-1

I have a dataframe which has 2 columns" "ID" and "input_array" (values are JSON arrays).

ID   input_array
1    [ {“A”:300, “B”:400}, { “A”:500,”B”: 600} ]
2    [ {“A”: 800, “B”: 900} ]

Output that I need:

ID A      B
1  300    400
1  500    600
2  800    900

I tried from_json, explode functions. But data type mismatch error is coming for array columns.

Real data image
In the image, the 1st dataframe is the input dataframe which I need to read and convert to the 2nd dataframe. 3 input rows needs to be converted to 5 output rows.

ZygD
  • 22,092
  • 39
  • 79
  • 102

3 Answers3

0

You can remove square brackets by using regexp_replace or substring functions
Then you can transform strings with multiple jsons to an array by using split function
Then you can unwrap the array and make new row for each element in the array by using explode function
Then you can handle column with json by using from_json function

Doc: pyspark.sql.functions

Artem Astashov
  • 646
  • 6
  • 10
0

If Input_array is string then you need to parse this string as a JSON and then explode it into rows and expand the keys to columns. You can parse the array as using ArrayType data structure:

from pyspark.sql.types import *
from pyspark.sql import functions as F


data = [('1', '[{"A":300, "B":400},{ "A":500,"B": 600}]')
       ,('2', '[{"A": 800, "B": 900}]')
       ]

my_schema = ArrayType(
                      StructType([
                          StructField('A', IntegerType()),
                          StructField('B', IntegerType())
                      ])
                      )
    
df = spark.createDataFrame(data, ['id', 'Input_array'])\
    .withColumn('Input_array', F.from_json('Input_array', my_schema))\
    .select("id", F.explode("Input_array").alias("Input_array"))\
    .select("id", F.col('Input_array.*'))

df.show(truncate=False)

# +---+---+---+
# |id |A  |B  |
# +---+---+---+
# |1  |300|400|
# |1  |500|600|
# |2  |800|900|
# +---+---+---+
Luiz Viola
  • 2,143
  • 1
  • 11
  • 30
0

I have 2 interpretations of what input (column "input_array") data types you have.

  • If it's a string...

    df = spark.createDataFrame(
        [(1, '[ {"A":300, "B":400}, { "A":500,"B": 600} ]'),
         (2, '[ {"A": 800, "B": 900} ]')],
        ['ID', 'input_array'])
    df.printSchema()
    # root
    #  |-- ID: long (nullable = true)
    #  |-- input_array: string (nullable = true)
    

    ...you can use from_json to extract Spark structure from JSON string and then inline to explode the resulting array of structs into columns.

    df = df.selectExpr(
        "ID",
        "inline(from_json(input_array, 'array<struct<A:long,B:long>>'))"
    )
    df.show()
    # +---+---+---+
    # | ID|  A|  B|
    # +---+---+---+
    # |  1|300|400|
    # |  1|500|600|
    # |  2|800|900|
    # +---+---+---+
    
  • If it's an array of strings...

    df = spark.createDataFrame(
        [(1, [ '{"A":300, "B":400}', '{ "A":500,"B": 600}' ]),
         (2, [ '{"A": 800, "B": 900}' ])],
        ['ID', 'input_array'])
    df.printSchema()
    # root
    #  |-- ID: long (nullable = true)
    #  |-- input_array: array (nullable = true)
    #  |    |-- element: string (containsNull = true)
    

    ...you can first use explode to move every array's element into rows thus resulting in a column of string type, then use from_json to create Spark data types from the strings and finally expand * the structs into columns.
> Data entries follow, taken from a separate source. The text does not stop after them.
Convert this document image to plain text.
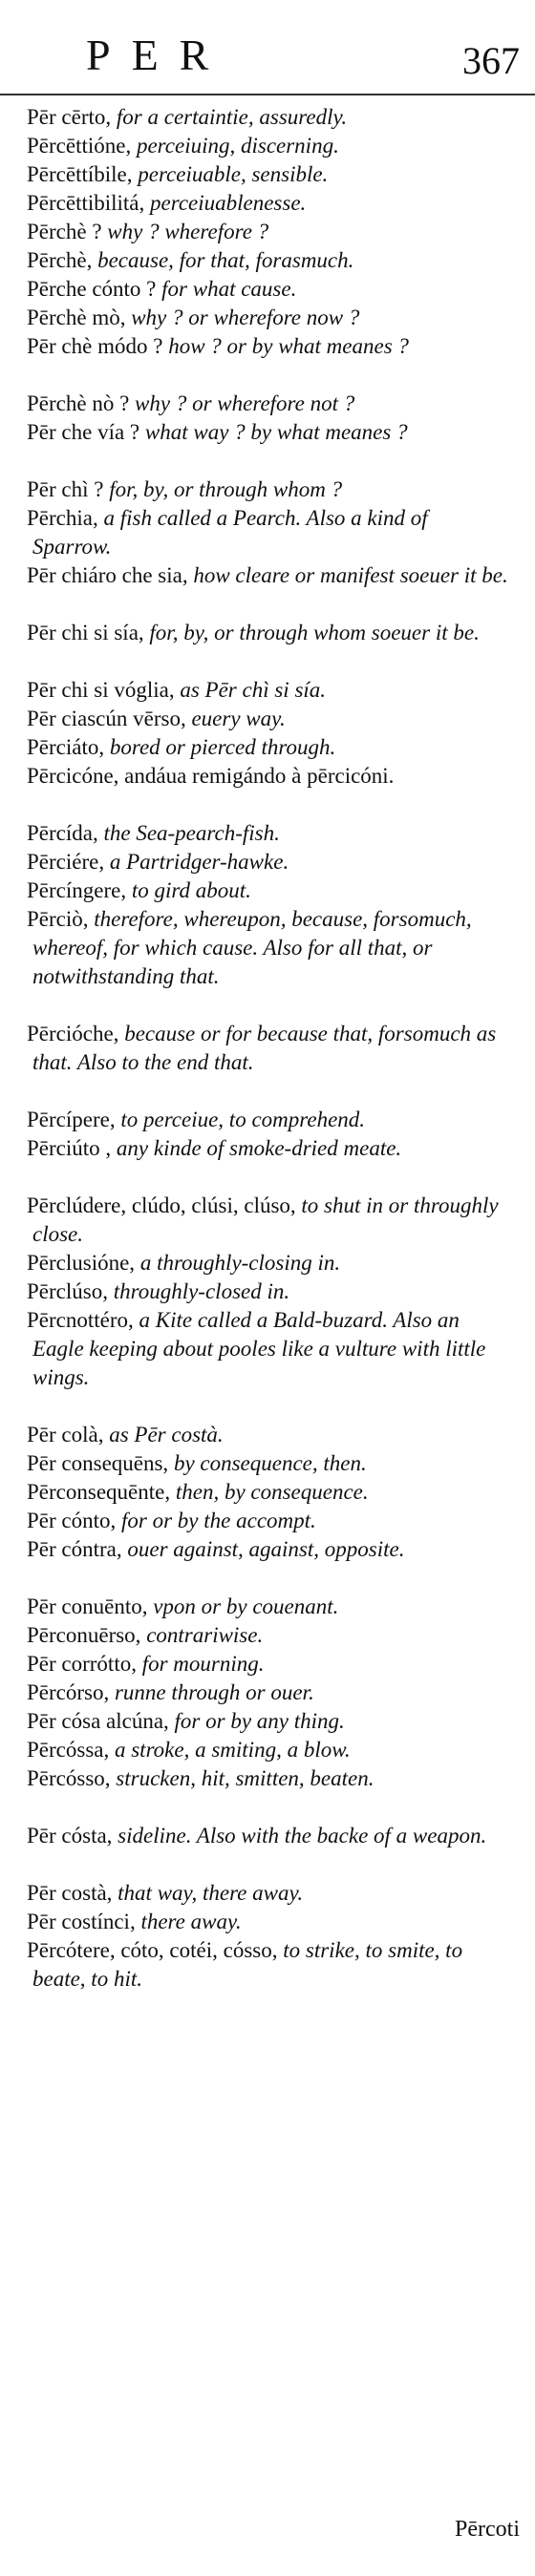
PER	367
Pēr cērto, for a certaintie, assuredly.
Pērcēttióne, perceiuing, discerning.
Pērcēttíbile, perceiuable, sensible.
Pērcēttibilitá, perceiuablenesse.
Pērchè ? why ? wherefore ?
Pērchè, because, for that, forasmuch.
Pērche cónto ? for what cause.
Pērchè mò, why ? or wherefore now ?
Pēr chè módo ? how ? or by what meanes ?
Pērchè nò ? why ? or wherefore not ?
Pēr che vía ? what way ? by what meanes ?
Pēr chì ? for, by, or through whom ?
Pērchia, a fish called a Pearch. Also a kind of Sparrow.
Pēr chiáro che sia, how cleare or manifest soeuer it be.
Pēr chi si sía, for, by, or through whom soeuer it be.
Pēr chi si vóglia, as Pēr chì si sía.
Pēr ciascún vērso, euery way.
Pērciáto, bored or pierced through.
Pērcicóne, andáua remigándo à pērcicóni.
Pērcída, the Sea-pearch-fish.
Pērciére, a Partridger-hawke.
Pērcíngere, to gird about.
Pērciò, therefore, whereupon, because, forsomuch, whereof, for which cause. Also for all that, or notwithstanding that.
Pērcióche, because or for because that, forsomuch as that. Also to the end that.
Pērcípere, to perceiue, to comprehend.
Pērciúto , any kinde of smoke-dried meate.
Pērclúdere, clúdo, clúsi, clúso, to shut in or throughly close.
Pērclusióne, a throughly-closing in.
Pērclúso, throughly-closed in.
Pērcnottéro, a Kite called a Bald-buzard. Also an Eagle keeping about pooles like a vulture with little wings.
Pēr colà, as Pēr costà.
Pēr consequēns, by consequence, then.
Pērconsequēnte, then, by consequence.
Pēr cónto, for or by the accompt.
Pēr cóntra, ouer against, against, opposite.
Pēr conuēnto, vpon or by couenant.
Pērconuērso, contrariwise.
Pēr corrótto, for mourning.
Pērcórso, runne through or ouer.
Pēr cósa alcúna, for or by any thing.
Pērcóssa, a stroke, a smiting, a blow.
Pērcósso, strucken, hit, smitten, beaten.
Pēr cósta, sideline. Also with the backe of a weapon.
Pēr costà, that way, there away.
Pēr costínci, there away.
Pērcótere, cóto, cotéi, cósso, to strike, to smite, to beate, to hit.
Pērcoti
    from pyspark.sql import functions as F
    
    df = df.withColumn('input_array', F.explode('input_array'))
    df = df.withColumn('input_array', F.from_json('input_array', 'struct<A:long,B:long>'))
    df = df.select('ID', 'input_array.*')
    
    df.show()
    # +---+---+---+
    # | ID|  A|  B|
    # +---+---+---+
    # |  1|300|400|
    # |  1|500|600|
    # |  2|800|900|
    # +---+---+---+
    
ZygD
  • 22,092
  • 39
  • 79
  • 102